Sandals are the youth of the shoe
and a memory of walking in the wilderness.
I don’t know when they’ll lose me
or when I’ll lose them, but they will
be lost, each in a different place:
one not far from my house
among rocks and shrubs, the other
sinking into the dunes near the Great Sea
like a setting sun,
facing a setting sun.
Jerusalem, 1985
Scribbled wishes stuck between the stones
of the Wailing Wall:
bits of crumpled, wadded paper.
And across the way, stuck in an old iron gate
half-hidden by jasmine:
“Couldn’t make it,
I hope you’ll understand.”
Evidence
An abandoned tractor stuck in the mud,
a shirt tossed on the seat and some crushed grass
testify to a great love, nearby
among the thick bushes, oleander and reed.
There is always more evidence than necessary.
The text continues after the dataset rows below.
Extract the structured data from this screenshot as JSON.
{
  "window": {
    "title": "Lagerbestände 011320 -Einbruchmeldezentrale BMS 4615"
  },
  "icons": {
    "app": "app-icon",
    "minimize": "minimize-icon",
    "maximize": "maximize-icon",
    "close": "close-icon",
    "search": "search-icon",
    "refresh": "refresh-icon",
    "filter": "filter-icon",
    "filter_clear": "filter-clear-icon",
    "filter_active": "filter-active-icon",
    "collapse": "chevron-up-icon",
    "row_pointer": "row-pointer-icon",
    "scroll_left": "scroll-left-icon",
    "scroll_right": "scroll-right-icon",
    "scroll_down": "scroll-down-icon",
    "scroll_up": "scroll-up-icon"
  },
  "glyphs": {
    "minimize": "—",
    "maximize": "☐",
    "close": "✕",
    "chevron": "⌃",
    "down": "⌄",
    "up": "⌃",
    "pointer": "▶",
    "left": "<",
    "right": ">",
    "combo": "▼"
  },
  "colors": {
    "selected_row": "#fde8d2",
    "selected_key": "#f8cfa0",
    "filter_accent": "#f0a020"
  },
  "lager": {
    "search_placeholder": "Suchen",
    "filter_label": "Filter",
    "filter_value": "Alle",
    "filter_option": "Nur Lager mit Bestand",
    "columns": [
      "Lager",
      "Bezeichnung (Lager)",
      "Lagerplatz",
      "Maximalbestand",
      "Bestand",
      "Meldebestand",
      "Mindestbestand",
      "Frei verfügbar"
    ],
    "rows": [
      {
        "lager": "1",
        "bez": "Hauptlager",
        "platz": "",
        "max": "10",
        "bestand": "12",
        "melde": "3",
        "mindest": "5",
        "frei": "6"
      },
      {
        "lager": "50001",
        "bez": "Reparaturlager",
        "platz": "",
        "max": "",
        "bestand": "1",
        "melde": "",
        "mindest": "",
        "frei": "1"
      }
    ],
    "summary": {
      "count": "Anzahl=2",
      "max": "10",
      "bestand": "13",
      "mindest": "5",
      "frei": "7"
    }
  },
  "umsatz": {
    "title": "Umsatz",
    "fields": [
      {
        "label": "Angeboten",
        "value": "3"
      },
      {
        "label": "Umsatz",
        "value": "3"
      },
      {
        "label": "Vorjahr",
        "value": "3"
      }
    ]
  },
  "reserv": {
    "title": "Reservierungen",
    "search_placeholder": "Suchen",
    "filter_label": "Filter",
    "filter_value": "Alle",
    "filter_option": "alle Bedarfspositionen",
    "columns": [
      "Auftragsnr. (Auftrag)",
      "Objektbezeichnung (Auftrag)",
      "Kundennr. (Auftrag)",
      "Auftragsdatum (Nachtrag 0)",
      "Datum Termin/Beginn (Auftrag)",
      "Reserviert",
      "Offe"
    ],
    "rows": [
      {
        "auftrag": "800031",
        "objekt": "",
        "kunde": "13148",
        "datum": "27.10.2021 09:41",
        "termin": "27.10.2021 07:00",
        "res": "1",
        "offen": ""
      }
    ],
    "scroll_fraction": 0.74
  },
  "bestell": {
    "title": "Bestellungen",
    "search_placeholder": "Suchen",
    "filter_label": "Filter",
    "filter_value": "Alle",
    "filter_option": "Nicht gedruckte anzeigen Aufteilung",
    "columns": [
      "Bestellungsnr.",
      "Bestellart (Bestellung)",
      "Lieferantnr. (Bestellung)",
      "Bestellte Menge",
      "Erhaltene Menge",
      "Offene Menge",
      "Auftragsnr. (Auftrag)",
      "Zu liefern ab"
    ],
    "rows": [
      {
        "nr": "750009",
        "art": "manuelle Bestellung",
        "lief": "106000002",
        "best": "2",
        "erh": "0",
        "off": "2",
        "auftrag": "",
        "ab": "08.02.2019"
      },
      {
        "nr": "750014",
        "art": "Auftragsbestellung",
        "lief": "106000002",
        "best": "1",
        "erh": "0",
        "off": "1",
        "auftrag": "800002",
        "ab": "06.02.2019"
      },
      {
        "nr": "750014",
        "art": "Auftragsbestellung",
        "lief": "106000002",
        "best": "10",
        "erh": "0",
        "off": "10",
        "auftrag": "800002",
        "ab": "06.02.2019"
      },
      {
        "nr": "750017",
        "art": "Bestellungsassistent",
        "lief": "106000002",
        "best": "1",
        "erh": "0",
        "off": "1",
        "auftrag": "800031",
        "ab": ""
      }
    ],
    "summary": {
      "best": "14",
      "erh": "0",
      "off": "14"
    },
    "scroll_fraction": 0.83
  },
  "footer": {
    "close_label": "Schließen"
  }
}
I think of what people buy in a store
in different combinations.
I saw soap, a pack of matches and two apples
in one shopping basket, and some other things
whose combination I can’t decipher.
I think about the effort of history
to make connections and to remember,
and about the loneliness of an ancient clay jar
in a glass case in the museum, all lit-up,
rescued from forgetting and prevented from death.
I think of the basalt stones in the old Roman bridge:
they too are evidence
for things I don’t know.
Round time and square time
travel at the same speed,
but their sound as they pass is different.